[PATCH] Streamline messaging and serverid handling

Ralph Boehme rb at sernet.de
Mon Oct 19 10:32:08 UTC 2015


On Mon, Oct 19, 2015 at 01:02:10PM +0300, Uri Simchoni wrote:
> 
> 
> On 10/19/2015 11:41 AM, Ralph Boehme wrote:
> 
> >-	unique = strtoull(buf, &endptr, 10);
> >-	if ((unique == 0) && (errno == EINVAL)) {
> >-		return EINVAL;
> >-	}
> >-	if ((unique == ULLONG_MAX) && (errno == ERANGE)) {
> >-		return ERANGE;
> >-	}
> >-	if (endptr[0] != '\n') {
> >+	ret = sscanf(buf, SCNu64, &unique);
> >+	if ((ret != 1) || (unique == 0)) {
>
> I don't think sscanf is as robust as all the checks around
> strtoull. If I read the standard correctly (well, some draft from
> 2007), passing too many digits to scanf leads to undefined
> behavior. I also just tested it on FC22 - giving an out-of-range
> number returns 1 which is not the desired behavior.

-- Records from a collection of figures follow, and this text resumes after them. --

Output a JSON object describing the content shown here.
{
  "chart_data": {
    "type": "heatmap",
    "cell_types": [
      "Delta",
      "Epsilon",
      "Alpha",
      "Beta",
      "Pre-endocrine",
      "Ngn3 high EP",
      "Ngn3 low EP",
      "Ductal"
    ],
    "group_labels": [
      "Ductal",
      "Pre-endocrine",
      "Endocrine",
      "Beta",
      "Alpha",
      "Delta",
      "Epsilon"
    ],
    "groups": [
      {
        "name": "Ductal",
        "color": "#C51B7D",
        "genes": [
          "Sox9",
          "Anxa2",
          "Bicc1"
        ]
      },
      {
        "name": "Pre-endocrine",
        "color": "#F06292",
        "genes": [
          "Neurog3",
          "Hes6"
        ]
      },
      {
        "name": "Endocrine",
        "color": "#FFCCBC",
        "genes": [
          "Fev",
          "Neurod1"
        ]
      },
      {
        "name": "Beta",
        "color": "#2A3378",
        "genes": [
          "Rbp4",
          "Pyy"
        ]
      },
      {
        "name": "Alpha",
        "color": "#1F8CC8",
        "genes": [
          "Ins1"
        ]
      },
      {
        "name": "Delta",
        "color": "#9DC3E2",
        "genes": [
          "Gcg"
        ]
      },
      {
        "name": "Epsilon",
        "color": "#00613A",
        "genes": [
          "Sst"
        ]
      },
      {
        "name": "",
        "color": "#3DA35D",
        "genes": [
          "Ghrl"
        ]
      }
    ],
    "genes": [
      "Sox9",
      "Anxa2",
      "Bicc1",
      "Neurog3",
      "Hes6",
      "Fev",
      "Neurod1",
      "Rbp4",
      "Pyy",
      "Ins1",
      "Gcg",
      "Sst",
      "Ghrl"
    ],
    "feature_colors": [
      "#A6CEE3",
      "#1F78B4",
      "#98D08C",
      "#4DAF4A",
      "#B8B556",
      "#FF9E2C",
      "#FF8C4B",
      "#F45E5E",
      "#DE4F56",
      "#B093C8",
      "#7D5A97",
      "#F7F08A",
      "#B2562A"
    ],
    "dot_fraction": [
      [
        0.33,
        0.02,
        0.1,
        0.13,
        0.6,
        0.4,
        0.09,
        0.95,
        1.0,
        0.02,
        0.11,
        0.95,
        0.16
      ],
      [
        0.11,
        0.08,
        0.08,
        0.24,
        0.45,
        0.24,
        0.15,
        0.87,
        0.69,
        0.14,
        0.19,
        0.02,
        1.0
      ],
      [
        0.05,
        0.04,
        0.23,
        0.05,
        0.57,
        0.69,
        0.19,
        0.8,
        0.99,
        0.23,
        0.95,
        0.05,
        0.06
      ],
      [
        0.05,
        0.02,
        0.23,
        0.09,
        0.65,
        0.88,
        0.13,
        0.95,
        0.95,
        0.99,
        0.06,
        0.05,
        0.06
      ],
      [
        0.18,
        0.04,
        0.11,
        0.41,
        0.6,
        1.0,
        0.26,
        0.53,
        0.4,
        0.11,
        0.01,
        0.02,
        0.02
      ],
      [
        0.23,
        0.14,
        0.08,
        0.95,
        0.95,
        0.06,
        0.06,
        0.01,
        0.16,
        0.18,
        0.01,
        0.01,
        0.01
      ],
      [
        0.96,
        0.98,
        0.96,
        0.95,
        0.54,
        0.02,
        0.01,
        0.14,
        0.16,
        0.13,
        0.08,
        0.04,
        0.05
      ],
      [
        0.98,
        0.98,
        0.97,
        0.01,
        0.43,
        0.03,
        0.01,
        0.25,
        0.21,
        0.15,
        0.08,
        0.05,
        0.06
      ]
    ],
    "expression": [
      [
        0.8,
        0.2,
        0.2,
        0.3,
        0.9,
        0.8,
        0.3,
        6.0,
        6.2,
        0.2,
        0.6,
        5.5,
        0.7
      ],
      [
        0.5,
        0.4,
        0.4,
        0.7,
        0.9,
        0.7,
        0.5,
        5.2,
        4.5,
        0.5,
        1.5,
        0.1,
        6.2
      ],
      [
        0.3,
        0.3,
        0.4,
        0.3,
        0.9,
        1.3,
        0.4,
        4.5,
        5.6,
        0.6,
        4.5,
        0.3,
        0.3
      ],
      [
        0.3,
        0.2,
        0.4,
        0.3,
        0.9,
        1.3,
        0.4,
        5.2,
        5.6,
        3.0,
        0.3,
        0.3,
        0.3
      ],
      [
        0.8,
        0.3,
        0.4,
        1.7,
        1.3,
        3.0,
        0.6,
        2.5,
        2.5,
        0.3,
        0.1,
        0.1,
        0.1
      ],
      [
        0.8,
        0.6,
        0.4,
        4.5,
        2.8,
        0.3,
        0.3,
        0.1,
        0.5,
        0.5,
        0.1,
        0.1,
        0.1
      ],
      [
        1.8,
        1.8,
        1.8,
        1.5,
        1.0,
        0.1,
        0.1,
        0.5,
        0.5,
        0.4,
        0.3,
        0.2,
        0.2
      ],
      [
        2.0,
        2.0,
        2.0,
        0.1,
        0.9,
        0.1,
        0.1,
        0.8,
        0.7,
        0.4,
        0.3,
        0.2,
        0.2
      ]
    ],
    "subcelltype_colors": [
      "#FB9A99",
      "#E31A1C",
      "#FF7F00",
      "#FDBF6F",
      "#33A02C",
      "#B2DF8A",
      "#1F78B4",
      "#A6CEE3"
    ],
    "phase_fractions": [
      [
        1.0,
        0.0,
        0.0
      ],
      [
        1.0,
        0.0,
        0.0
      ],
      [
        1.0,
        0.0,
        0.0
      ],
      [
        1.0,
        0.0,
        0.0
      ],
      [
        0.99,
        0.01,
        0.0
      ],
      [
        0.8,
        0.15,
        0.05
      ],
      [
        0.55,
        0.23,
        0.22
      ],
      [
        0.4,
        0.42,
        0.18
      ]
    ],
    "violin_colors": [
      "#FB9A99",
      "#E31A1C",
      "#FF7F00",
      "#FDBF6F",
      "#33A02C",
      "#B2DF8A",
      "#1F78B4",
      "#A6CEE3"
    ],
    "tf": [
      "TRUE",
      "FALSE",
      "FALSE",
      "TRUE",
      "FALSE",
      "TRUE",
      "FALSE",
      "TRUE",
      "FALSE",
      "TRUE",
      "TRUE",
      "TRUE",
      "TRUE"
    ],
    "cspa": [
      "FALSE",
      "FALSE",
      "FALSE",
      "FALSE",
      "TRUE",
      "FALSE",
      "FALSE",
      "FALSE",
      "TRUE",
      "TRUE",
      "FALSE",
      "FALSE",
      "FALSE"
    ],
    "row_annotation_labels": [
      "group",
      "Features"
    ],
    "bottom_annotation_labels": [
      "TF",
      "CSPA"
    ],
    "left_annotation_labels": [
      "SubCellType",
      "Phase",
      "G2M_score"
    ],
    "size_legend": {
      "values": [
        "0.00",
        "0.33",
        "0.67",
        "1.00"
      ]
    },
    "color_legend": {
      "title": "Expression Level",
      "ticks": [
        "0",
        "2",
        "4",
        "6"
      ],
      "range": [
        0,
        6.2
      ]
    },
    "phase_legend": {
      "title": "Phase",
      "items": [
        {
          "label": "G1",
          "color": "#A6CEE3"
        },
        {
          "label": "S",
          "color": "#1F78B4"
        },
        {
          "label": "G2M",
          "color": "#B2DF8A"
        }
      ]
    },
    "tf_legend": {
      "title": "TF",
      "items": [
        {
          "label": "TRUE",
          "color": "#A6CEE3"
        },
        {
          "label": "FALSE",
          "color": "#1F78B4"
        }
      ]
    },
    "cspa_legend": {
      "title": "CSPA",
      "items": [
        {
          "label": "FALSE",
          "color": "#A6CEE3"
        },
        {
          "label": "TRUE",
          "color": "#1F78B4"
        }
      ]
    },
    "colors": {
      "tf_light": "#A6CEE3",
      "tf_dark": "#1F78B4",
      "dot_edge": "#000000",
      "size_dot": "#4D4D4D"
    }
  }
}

Good catch! It seems glibc scanf returns ERANGE in some situations,
but it's reported to not catch all. uint64 seems to work, but you're
right, we can't rely on that. It's also not portable, as it's not in
the standard.

For reference, this works on Linux:

#include <stdio.h>
#include <stdint.h>
#include <inttypes.h>
#include <errno.h>

int main(int argc, char **argv)
{
        if (argc != 2) {
                printf("usage: %s NUMBER\n", argv[0]);
                return 1;
        }

        uint64_t unique;
        int result;

        result = sscanf(argv[1], "%" SCNu64, &unique);
        if (result != 1) {
                perror("sscanf");
                return 2;
        }
        if (errno == ERANGE) {
                perror("sscanf ERANGE");
                return 3;
        }

        printf("unique: %" PRIu64 "\n", unique);

        return 0;
}

$ ./test 18446744073709551615
unique: 18446744073709551615

$ ./test 18446744073709551616
sscanf ERANGE: Numerical result out of range

Not reliable, not portable, so we have to stick with casting to/from ull.

> What's more important IMHO is that such subtleties should not be
> part of application code because we don't want to be language
> lawyers to figure out the details - if it's important for the
> conversion to be robust then there should be a library function that
> does it, much like strlcpy() for strings. That function should use
> strtoull because strtoull is checked during configure and replaced
> by libreplace if necessary, and also does not include undefined
> behavior.
> 
> Where do you suppose we should put such a wrapper function?

lib/util/util_str.c. It already has a conv_str_u64().